|Volume 1: No. 24|
Maureen Caudill [AI Expert, 7/91] gives some hints on selecting the right neural network architecture for your application. (I've added a bit, so don't blame her for errors.) First, of course, make sure that rules or algorithmic solutions are not sufficient. Try to break your application into pieces and analyze each separately.
Mapping problems convert input vectors to a set of known/trained output vectors. The network should interpolate a solution for vectors not previously seen. (This property is especially useful in fuzzy control.) Consider using backpropagation, counterpropagation, or functional-link nets. Backpropagation may be too slow for learning nonmonotonic functions, or for large input vectors, or for large training sets.
Temporal mapping adds the notion of sequence, often by using a shift register as the input. Recurrent networks feed previous outputs back to combine with inputs, permitting temporal differencing and some notion of dynamics. Avalanche and backpropagation networks may also be used. Beware, though: recurrent networks tend to take much more memory and processing time than even backpropagation.
Classification is a mapping problem in which interpolated results are forced to the nearest legal class.

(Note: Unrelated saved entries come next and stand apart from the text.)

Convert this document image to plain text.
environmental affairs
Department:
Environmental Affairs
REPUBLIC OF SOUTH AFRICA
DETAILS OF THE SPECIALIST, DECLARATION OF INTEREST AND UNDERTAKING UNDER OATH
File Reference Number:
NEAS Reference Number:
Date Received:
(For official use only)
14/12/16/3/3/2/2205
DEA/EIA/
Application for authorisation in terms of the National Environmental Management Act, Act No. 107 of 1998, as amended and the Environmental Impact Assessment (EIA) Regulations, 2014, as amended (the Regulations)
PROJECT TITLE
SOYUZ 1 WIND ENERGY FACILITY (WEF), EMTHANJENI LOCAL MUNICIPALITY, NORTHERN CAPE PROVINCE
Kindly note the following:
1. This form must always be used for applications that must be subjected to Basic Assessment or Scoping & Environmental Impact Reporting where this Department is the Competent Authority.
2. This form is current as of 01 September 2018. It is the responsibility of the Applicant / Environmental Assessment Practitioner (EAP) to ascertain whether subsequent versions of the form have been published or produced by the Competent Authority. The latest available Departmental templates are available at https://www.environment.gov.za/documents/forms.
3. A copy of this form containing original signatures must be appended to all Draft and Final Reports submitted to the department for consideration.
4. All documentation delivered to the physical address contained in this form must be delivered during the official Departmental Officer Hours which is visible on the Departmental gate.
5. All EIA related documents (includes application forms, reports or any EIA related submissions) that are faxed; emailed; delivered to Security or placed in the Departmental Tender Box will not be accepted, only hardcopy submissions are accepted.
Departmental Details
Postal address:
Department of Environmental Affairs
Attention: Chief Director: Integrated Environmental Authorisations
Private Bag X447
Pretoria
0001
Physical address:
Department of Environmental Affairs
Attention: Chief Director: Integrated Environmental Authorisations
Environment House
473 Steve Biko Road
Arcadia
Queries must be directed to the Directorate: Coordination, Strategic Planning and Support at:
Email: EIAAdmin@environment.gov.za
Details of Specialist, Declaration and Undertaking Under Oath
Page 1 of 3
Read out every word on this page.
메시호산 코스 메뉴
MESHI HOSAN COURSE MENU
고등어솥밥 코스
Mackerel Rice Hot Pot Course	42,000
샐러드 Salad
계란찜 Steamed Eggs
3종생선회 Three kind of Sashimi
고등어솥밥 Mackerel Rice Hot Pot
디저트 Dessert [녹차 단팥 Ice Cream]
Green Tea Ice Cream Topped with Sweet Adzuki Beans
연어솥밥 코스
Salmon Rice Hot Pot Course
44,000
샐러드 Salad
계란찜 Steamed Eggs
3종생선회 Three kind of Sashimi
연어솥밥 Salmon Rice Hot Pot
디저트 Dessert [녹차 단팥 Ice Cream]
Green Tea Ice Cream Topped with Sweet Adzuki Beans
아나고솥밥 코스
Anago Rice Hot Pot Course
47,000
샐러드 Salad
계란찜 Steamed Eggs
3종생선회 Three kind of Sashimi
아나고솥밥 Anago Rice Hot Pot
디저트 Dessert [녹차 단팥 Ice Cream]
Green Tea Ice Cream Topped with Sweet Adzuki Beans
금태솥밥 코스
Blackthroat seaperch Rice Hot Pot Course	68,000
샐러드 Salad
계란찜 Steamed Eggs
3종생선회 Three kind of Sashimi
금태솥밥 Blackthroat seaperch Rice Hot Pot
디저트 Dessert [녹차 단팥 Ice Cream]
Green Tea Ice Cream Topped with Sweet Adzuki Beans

This is sometimes achieved with a final winner-take-all associative network.
Associative memory problems require that one of the original training vectors be reproduced. Each training vector is treated as an output class, and interpolation is usually not permitted in the final output. Consider backpropagation, counterpropagation, Kohonen, and crossbar networks.
Stochastic classification must allow for errors in the training data, so input vectors need not map to their originally assigned classes. Consider using a Kohonen network to model the probability distribution function. The learning vector- quantization form of Kohonen network may also be useful.
Categorization or clustering problems have no "correct" output initially; the network's job is to discover cluster centers and use them as output vectors. Consider self-organizing networks such as Kohonen, adaptive resonance (ART), Adaline, and probabilistic nets.